Candela is the stunning new full-length from Mice Parade, a bright and vivd LP that omniverously references source material from across the globe and rebuilds it all into the distinctive, inimitable voice that Mice Parade has come to represent. Generally regarded as the solo project of New York’s Adam Pierce – though Pierce often engages carefully-selected guest musicians for each new release – Mice Parade is now in its second decade: musically developing, its personnel expanding and shrinking, and its influences and marker points becoming increasingly varied and widespread. Candela is the seventh album to bear the Mice Parade name, and marks an exciting new stop-off in the band’s already musically greedy history.
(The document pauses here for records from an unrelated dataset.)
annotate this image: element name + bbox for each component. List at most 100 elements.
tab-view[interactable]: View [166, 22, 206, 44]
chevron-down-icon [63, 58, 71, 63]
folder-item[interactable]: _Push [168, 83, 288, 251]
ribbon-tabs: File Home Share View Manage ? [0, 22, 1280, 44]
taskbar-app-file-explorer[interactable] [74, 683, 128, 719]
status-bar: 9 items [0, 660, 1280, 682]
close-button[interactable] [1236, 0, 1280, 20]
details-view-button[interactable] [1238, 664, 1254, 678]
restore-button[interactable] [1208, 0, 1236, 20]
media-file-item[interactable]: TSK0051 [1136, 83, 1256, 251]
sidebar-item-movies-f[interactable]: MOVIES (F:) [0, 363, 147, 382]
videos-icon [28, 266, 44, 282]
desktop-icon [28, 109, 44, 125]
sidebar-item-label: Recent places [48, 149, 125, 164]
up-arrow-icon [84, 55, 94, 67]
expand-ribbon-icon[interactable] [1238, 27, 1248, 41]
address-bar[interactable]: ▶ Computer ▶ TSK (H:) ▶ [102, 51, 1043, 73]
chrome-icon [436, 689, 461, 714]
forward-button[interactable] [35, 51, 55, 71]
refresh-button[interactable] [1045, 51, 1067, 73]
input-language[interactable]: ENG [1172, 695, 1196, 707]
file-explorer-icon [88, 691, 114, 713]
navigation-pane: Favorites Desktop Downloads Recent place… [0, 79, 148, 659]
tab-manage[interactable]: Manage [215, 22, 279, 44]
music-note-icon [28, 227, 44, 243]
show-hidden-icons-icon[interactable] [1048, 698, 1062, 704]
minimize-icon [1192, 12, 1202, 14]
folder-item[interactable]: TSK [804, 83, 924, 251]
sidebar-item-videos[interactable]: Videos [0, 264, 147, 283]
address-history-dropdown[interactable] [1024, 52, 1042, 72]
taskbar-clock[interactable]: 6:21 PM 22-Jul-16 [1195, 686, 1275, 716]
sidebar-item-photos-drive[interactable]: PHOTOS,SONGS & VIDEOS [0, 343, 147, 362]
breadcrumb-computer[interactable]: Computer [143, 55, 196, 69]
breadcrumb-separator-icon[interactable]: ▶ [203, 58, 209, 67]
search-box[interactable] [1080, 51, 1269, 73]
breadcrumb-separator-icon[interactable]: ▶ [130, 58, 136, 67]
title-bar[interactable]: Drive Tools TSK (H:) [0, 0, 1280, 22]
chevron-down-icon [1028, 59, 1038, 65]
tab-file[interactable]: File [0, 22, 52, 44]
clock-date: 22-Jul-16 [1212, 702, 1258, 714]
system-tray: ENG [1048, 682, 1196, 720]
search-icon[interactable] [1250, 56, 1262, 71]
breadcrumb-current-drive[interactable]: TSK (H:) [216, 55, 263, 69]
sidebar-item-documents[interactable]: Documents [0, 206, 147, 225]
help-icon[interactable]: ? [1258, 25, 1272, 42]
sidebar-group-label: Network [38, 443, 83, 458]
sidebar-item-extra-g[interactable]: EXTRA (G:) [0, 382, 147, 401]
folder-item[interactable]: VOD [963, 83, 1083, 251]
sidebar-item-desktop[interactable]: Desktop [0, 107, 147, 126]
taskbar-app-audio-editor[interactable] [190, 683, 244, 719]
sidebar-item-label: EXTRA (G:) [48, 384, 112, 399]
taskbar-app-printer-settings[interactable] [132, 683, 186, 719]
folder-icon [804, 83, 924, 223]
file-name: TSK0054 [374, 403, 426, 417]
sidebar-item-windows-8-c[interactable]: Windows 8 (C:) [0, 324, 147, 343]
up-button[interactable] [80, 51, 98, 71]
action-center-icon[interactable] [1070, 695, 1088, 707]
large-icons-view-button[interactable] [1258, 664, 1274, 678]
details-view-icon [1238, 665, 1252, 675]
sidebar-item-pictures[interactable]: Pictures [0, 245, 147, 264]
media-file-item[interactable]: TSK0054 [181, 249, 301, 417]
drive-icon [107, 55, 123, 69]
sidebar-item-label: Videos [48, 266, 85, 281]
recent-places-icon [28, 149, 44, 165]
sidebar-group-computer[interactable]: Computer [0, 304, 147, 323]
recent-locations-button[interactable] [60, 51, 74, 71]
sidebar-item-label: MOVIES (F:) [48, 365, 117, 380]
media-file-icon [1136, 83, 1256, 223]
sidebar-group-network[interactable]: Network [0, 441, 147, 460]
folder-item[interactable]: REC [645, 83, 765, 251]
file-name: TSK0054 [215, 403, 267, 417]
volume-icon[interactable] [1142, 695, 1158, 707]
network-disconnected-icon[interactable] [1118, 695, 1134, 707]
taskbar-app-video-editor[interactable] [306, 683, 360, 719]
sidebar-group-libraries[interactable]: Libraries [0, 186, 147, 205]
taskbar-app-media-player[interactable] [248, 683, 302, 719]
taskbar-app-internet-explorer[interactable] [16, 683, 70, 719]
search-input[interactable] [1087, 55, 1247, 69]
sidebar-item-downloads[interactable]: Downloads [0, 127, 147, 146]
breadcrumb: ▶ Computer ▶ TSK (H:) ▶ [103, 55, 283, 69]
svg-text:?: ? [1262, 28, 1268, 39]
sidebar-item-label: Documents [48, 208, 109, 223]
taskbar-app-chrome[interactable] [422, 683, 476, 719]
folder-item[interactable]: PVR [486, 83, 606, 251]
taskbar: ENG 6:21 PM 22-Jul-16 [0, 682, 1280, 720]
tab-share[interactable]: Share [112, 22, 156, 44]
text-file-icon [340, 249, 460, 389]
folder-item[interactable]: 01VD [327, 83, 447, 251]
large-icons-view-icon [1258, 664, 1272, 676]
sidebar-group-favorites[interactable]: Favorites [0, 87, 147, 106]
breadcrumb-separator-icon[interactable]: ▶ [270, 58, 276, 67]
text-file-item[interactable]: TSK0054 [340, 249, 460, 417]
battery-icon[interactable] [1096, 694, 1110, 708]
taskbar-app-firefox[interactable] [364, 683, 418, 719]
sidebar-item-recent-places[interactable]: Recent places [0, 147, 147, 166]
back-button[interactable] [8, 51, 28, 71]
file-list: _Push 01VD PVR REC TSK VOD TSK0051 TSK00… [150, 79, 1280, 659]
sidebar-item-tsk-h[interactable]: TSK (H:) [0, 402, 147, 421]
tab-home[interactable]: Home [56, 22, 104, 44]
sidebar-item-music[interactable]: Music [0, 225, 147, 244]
Though Candela is named after a late-night bar in Madrid (known as a flamenco Mecca) with a colourful history, it will come as no surprise to followers of the band that Adam Pierce is a formally schooled ethnomusicologist. Previous Mice Parade palettes have borrowed elements of sound from West African Highlife, Brazilian Jazz, Eastern chord patterns and scales, Latin percussive timbres and rhythms, among countless other unexpected sources. It is all indelibly bound together as the band’s personality and magnetism: each new release runs like a personal, geographical study of Pierce’s voluminous knowledge of music from across the world and his enthusiasm for unusual sounds and virtuoso performing. We have read – in notes for earlier releases – references to Bola Sete, Paco de Lucia, Tsegue-Maryam Guebrou, Brian Eno, Buddy Rich, Can, My Bloody Valentine alongside innumerable further names.
A richly-produced home recording at Pierce’s converted house studio in upstate New York (described by Pierce as “a cozy place at the edge of a forest” which over the last two years has also served Animal Collective, Frightened Rabbit, Tom Brosseau, Ensemble and others in various capacities), Candela represents at once Mice Parade’s most adventurous release and its closest to pure pop music. From the dense, rhythmically-intense ‘Currents’ (featuring Temporary Residence’s Caroline Lufkin), and its funk brio to ‘Pretending’s devestatingly pretty drumkit / electric guitar interplay (Pierce is a hugely accomplished percussionist, flamenco guitar player and general multi-instrumentalist), there are heady moments of pop brilliance amongst abstract, restrained eloquence. A rare record that reveals more with each listen, the ear is piqued by contrasting elements on every run through the length of each track: a melody line here, percussion pattern here, a melancholic and startlingly visual lyrical phrase elsewhere.
Candela was mixed and recorded by Pierce with the assistance of Jeremy Backofen (Felice Brothers).